Talk with your provider about which activities are safe for you. Many people can continue their normal routine, but should keep medicine with them in case of an angina attack. You may need to reduce heavy lifting or other strenuous tasks that could trigger an angina attack. But your provider will offer guidance based on your individual situation.
How can I prevent angina?
You can help prevent angina by living a heart-healthy lifestyle. Take these steps for better heart health:
- Avoid smoking and all tobacco products. Also, avoid exposure to secondhand smoke.
- Eat a heart-healthy diet. The DASH Diet and the Mediterranean Diet are good options. Lower your intake of saturated fat, trans fat, sugar and sodium.
- Find new ways to manage stress. Try meditation, yoga or talking with a counselor or friend. Journal writing is another way to process emotions and concerns.
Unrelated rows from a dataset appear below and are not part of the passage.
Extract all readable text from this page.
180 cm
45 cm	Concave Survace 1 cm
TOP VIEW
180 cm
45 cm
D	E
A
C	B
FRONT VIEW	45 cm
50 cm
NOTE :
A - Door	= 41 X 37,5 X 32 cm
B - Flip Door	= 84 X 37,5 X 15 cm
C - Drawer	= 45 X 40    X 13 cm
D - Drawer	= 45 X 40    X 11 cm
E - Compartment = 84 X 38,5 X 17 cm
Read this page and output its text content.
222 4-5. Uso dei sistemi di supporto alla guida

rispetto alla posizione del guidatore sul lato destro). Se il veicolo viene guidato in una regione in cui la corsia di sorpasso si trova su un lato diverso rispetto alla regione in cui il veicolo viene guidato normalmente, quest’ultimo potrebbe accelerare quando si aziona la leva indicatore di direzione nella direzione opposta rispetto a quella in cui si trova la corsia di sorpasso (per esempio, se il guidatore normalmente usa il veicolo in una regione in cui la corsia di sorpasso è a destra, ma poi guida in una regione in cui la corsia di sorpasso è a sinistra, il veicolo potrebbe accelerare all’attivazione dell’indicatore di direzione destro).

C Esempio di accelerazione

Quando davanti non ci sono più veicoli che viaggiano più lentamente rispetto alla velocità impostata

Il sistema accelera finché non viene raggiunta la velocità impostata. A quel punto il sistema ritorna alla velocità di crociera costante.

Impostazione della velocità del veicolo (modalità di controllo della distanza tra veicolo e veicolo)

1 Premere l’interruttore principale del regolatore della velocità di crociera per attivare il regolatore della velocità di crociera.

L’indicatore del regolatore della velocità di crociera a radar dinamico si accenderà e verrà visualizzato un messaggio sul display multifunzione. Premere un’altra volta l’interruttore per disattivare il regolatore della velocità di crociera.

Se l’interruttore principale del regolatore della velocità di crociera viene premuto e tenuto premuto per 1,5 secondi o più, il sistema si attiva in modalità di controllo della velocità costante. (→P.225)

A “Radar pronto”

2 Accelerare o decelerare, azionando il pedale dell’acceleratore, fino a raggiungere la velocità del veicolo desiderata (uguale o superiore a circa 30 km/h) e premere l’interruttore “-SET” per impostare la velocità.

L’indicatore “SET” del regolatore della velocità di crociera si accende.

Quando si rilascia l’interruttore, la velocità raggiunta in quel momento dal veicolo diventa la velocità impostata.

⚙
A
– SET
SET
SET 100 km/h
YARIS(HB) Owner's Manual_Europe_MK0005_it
- Keep a weight that’s healthy for you. Ask your provider what you should aim for, and ask for advice on how to reach that goal.
- Manage risk factors for coronary artery disease. These include high blood pressure, high cholesterol, high triglycerides and diabetes.
- Move around more. Try to exercise for at least 150 minutes (2.5 hours) every week. Go for walks or find other activities you enjoy. Find a friend to join you.
- Take medications prescribed by your cardiologist. Many of these medications have been shown to reduce or eliminate the anginal symptoms you have.
When should I call my healthcare provider?
Call your healthcare provider if you have:
- Questions or concerns about your treatment plan.
- Side effects from your medications.
- Symptoms that are new or getting worse.
When should I go to the ER?
Call 911 or your local emergency number if you have symptoms of a heart attack or stroke. These are life-threatening emergencies that require immediate care. Consider printing out the symptoms so you can keep them visible at all times. Plus, share this information with your loved ones.
You should also call 911 if your stable angina suddenly becomes worse or doesn’t go away with rest or treatment.
A note from Cleveland Clinic
Angina is a common symptom of heart disease. Many people can manage their angina by learning their triggers and knowing when to rest or take medication. But sometimes, angina can be a sign of a heart attack. Knowing when to call for emergency help can save your life.
Talk with your provider about your angina. Make sure you know the difference between your “normal” angina and a more severe symptom that needs emergency care.